The girls skipped lightly away, and Matty fidgeted and tossed in her small hot bed.
The house was intensely quiet. Mrs. Bell was away, having taken advantage of a proffered lift from a neighbor to drive into the country to purchase some plums. Matty thought how intolerably dull her evening would be. She reflected on the pleasures of the Jenkinses’ tea-party; she thought it would be nice, more than nice, to shake hands again with Mr. Gus. Why shouldn’t she go? What was to prevent her? Only her mother’s whim. Only the doctor’s orders. But both doctor and mother were now far away. She would go, she would defy them both.
Slipping out of bed she flew across the room and drew the bolt of the door. Then she began to dress in quick and nervous haste. She put on her daintiest shoes, and open-work stockings. She arranged her limp hair with care, and finally she donned the gorgeous shot-silk.
The few days in bed had taken away some of her burnt appearance, and slightly moderated her high color. She looked really almost nice as she skipped to the door, and showed herself to her astonished sisters.
“I’m coming, too,” she said.
“Then you are cured,” said Alice. “I’m glad of it, I’m sure. What did I say, Sophy, when I was coming in.”
“You said if anyone could mend up Matty it would be Gus,” retorted Sophy.
That fickle Matty blushed. It was a way she had.
CHAPTER XXIV.
EVENTS MOVE APACE.
Mrs. Bell was very successful in her purchase of plums. In her way she was a notable housewife, and she returned home about eight o’clock that evening with a large basket of greengages, which were all to be boiled down for preserving the following day.
As soon as she entered the house the maid came to meet her.

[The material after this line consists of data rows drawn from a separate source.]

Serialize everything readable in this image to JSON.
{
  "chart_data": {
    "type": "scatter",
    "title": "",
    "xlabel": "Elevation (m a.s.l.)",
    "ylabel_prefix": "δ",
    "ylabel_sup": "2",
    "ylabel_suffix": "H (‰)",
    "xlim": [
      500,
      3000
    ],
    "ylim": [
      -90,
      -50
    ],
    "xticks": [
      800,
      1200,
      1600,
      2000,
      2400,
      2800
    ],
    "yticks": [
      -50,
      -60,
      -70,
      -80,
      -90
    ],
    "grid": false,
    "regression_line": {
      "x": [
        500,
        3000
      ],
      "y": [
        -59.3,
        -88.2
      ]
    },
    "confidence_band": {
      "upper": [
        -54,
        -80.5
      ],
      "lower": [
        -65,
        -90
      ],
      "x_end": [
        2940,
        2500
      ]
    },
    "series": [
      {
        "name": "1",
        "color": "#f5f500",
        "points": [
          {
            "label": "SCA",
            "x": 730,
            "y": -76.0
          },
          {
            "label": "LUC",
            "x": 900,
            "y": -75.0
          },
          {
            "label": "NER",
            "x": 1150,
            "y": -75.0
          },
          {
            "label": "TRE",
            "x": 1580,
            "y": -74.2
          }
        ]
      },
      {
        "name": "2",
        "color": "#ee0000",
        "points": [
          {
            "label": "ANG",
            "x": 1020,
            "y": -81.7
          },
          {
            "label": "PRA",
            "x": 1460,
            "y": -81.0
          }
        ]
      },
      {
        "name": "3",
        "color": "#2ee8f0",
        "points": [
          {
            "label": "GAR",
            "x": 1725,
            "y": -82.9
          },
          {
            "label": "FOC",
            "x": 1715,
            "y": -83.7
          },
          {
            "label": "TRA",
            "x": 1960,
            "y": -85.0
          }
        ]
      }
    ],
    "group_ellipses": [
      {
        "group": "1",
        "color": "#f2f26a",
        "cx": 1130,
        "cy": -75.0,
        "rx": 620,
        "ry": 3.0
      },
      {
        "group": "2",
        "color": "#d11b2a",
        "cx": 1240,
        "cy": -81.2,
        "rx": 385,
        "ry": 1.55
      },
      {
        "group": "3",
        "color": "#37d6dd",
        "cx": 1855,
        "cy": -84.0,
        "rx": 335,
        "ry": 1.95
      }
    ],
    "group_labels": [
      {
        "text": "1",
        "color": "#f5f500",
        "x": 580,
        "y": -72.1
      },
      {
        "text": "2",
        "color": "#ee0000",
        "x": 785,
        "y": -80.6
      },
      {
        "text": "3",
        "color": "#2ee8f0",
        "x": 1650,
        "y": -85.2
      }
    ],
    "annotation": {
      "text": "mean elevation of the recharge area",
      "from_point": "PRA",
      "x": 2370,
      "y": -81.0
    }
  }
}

“You take these carefully down and put them in the larder, Hannah,” said her mistress. “Be careful you don’t knock any of them, or the bloom will go off. Why what’s the matter, girl? Is Miss Matty worse?”
“Lor, no, ma’am. Miss Matty is up, and out a-pleasuring, ma’am. But if you please, there’s a visitor in the drawing-room who would like to have a word with you the minute you come in.”
“A visitor?”
Mrs Bell felt her heart beat. The Northbury people did not stand on ceremony with each other, nor wait in each other’s drawing-rooms, for the return of an absent hostess. A wild idea came across Mrs. Bell’s brain. Could Captain Bertram have quarrelled with Beatrice, and come back to Matty, his first and only true love.
“A visitor? Male or female?” she inquired of the girl.
“A lady, ma’am. Dressed most elegant.”
“Dear, dear, dear! Then I suppose I must see her, and I so dead beat! She didn’t give her name, did she, Hannah?”
“No, ma’am. But she have been a-setting in the drawing-room for over an hour.”